On June 12, Bancor extended the investment timeframe of its ICO by three hours due to supposed attacks on the Ethereum network. The Bancor team stated:

“BNT allocation event minimum time extended TO THREE HOURS due to massive malicious attacks on network resulting pending transaction bottleneck.”

The majority of the cryptocurrency community immediately criticized Bancor for the extension as early investors who purchased BNT, the native token of Bancor, either attached incredibly high fees or rely on digital finance brokers such as Bitcoin Suisse to ensure the purchase of BNT went through.

“I paid money to be sure I got in via Bitcoin Suisse. Now two more [hours]? Seriously?,” said one of the many early investors who felt that the alterations of the rules of the Bancor ICO were unfair to its investor.

Reputable bitcoin investor and analyst WhalePanda also harshly criticized the controversial decision of the Bancor development team, explaining that the Bancor Network dismissed its early investors by extending the ICO timeframe by three hours.

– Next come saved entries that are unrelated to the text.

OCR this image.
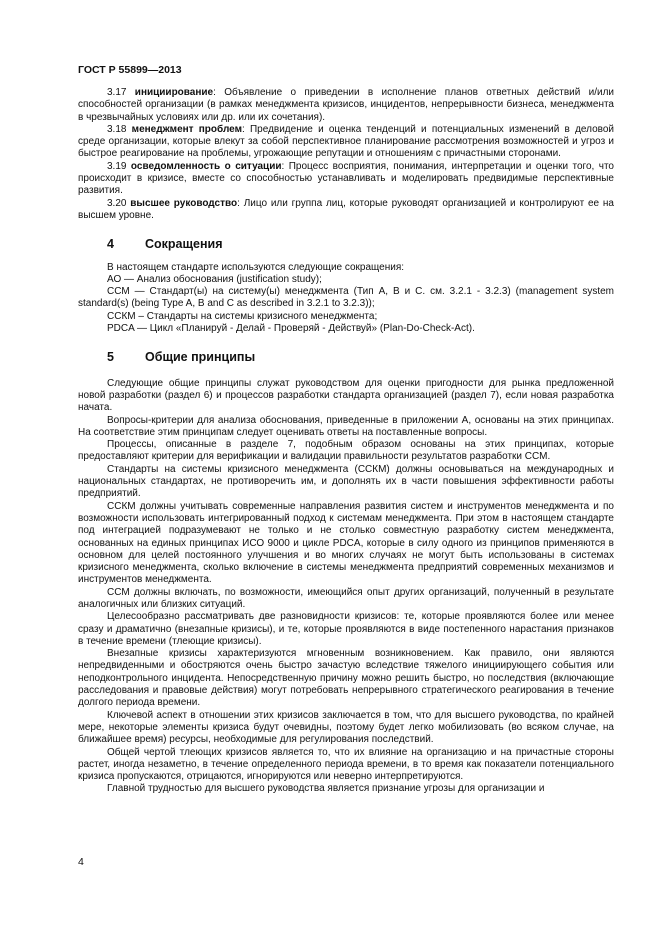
ГОСТ Р 55899—2013

3.17 инициирование: Объявление о приведении в исполнение планов ответных действий и/или способностей организации (в рамках менеджмента кризисов, инцидентов, непрерывности бизнеса, менеджмента в чрезвычайных условиях или др. или их сочетания).

3.18 менеджмент проблем: Предвидение и оценка тенденций и потенциальных изменений в деловой среде организации, которые влекут за собой перспективное планирование рассмотрения возможностей и угроз и быстрое реагирование на проблемы, угрожающие репутации и отношениям с причастными сторонами.

3.19 осведомленность о ситуации: Процесс восприятия, понимания, интерпретации и оценки того, что происходит в кризисе, вместе со способностью устанавливать и моделировать предвидимые перспективные развития.

3.20 высшее руководство: Лицо или группа лиц, которые руководят организацией и контролируют ее на высшем уровне.

4 Сокращения

В настоящем стандарте используются следующие сокращения:

АО — Анализ обоснования (justification study);

ССМ — Стандарт(ы) на систему(ы) менеджмента (Тип А, В и С. см. 3.2.1 - 3.2.3) (management system standard(s) (being Type A, B and C as described in 3.2.1 to 3.2.3));

ССКМ – Стандарты на системы кризисного менеджмента;

PDCA — Цикл «Планируй - Делай - Проверяй - Действуй» (Plan-Do-Check-Act).

5 Общие принципы

Следующие общие принципы служат руководством для оценки пригодности для рынка предложенной новой разработки (раздел 6) и процессов разработки стандарта организацией (раздел 7), если новая разработка начата.

Вопросы-критерии для анализа обоснования, приведенные в приложении А, основаны на этих принципах. На соответствие этим принципам следует оценивать ответы на поставленные вопросы.

Процессы, описанные в разделе 7, подобным образом основаны на этих принципах, которые предоставляют критерии для верификации и валидации правильности результатов разработки ССМ.

Стандарты на системы кризисного менеджмента (ССКМ) должны основываться на международных и национальных стандартах, не противоречить им, и дополнять их в части повышения эффективности работы предприятий.

ССКМ должны учитывать современные направления развития систем и инструментов менеджмента и по возможности использовать интегрированный подход к системам менеджмента. При этом в настоящем стандарте под интеграцией подразумевают не только и не столько совместную разработку систем менеджмента, основанных на единых принципах ИСО 9000 и цикле PDCA, которые в силу одного из принципов применяются в основном для целей постоянного улучшения и во многих случаях не могут быть использованы в системах кризисного менеджмента, сколько включение в системы менеджмента предприятий современных механизмов и инструментов менеджмента.

ССМ должны включать, по возможности, имеющийся опыт других организаций, полученный в результате аналогичных или близких ситуаций.

Целесообразно рассматривать две разновидности кризисов: те, которые проявляются более или менее сразу и драматично (внезапные кризисы), и те, которые проявляются в виде постепенного нарастания признаков в течение времени (тлеющие кризисы).

Внезапные кризисы характеризуются мгновенным возникновением. Как правило, они являются непредвиденными и обостряются очень быстро зачастую вследствие тяжелого инициирующего события или неподконтрольного инцидента. Непосредственную причину можно решить быстро, но последствия (включающие расследования и правовые действия) могут потребовать непрерывного стратегического реагирования в течение долгого периода времени.

Ключевой аспект в отношении этих кризисов заключается в том, что для высшего руководства, по крайней мере, некоторые элементы кризиса будут очевидны, поэтому будет легко мобилизовать (во всяком случае, на ближайшее время) ресурсы, необходимые для регулирования последствий.

Общей чертой тлеющих кризисов является то, что их влияние на организацию и на причастные стороны растет, иногда незаметно, в течение определенного периода времени, в то время как показатели потенциального кризиса пропускаются, отрицаются, игнорируются или неверно интерпретируются.

Главной трудностью для высшего руководства является признание угрозы для организации и

4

More importantly, George Hallam, Ethereum-based asset management platform Melonport AG’s head of business development, noted that Bancor did not provide real evidence to prove the legitimacy of the attacks.

Hallam also emphasized that Bancor decided to extend the deadline when its ICO already raised $60 million, which was already a large amount of capital raised for a software company that had not fully completed alpha testing of its software:

“Pretty ridiculous to extend when there was already $60 million raised. Also, haven’t seen any real evidence of actual attacks on the network.”

The status of the Bancor Network regarding technical development was a key discussion point amongst experts and developers including Andreas Antonopoulos and Augur founder Joey Krug.

Almost immediately after the settlement of a $150 million funding round via its ICO for Bancor, Krug stated that the core software of Bancor was tested in Augur’s beta tests a few years back. Krug revealed that Bancor’s vision did not work out in the early stages of Augur and that the market invested $150 million in an untested project.

“Dear God the free market just gave $150M to something we found out didn’t work in practice in the Augur beta,” said Krug.

Antonopoulos brought up a similar point as Krug, criticizing Bancor’s untested code and the sheer overvaluation of its ICO.

Even on its official blog post dated June 11, Bacor Foundation chief technical officer Yudi Levi explicitly emphasized that it plans to run a one-hour minimum fundraiser. Without the three hour extension, the foundation still managed to secure a $60 million investment, which experts argue was more than enough for a company that had not pushed its software through alpha testing.

Still, despite the criticisms, Bancor aims to continue the development and roll out of its software by storing $150 million multi-sig wallets instead of smart contracts to avoid the DAO case in 2016.

“All contributions will be deposited directly into multiple field-tested, industry standard multi-sig wallets in order not to keep too much ETH in any single point of failure. Following the fundraiser, some of the ether will be distributed between several crypto-safekeeping services, again in order to avoid any single point of failure,” said Levi.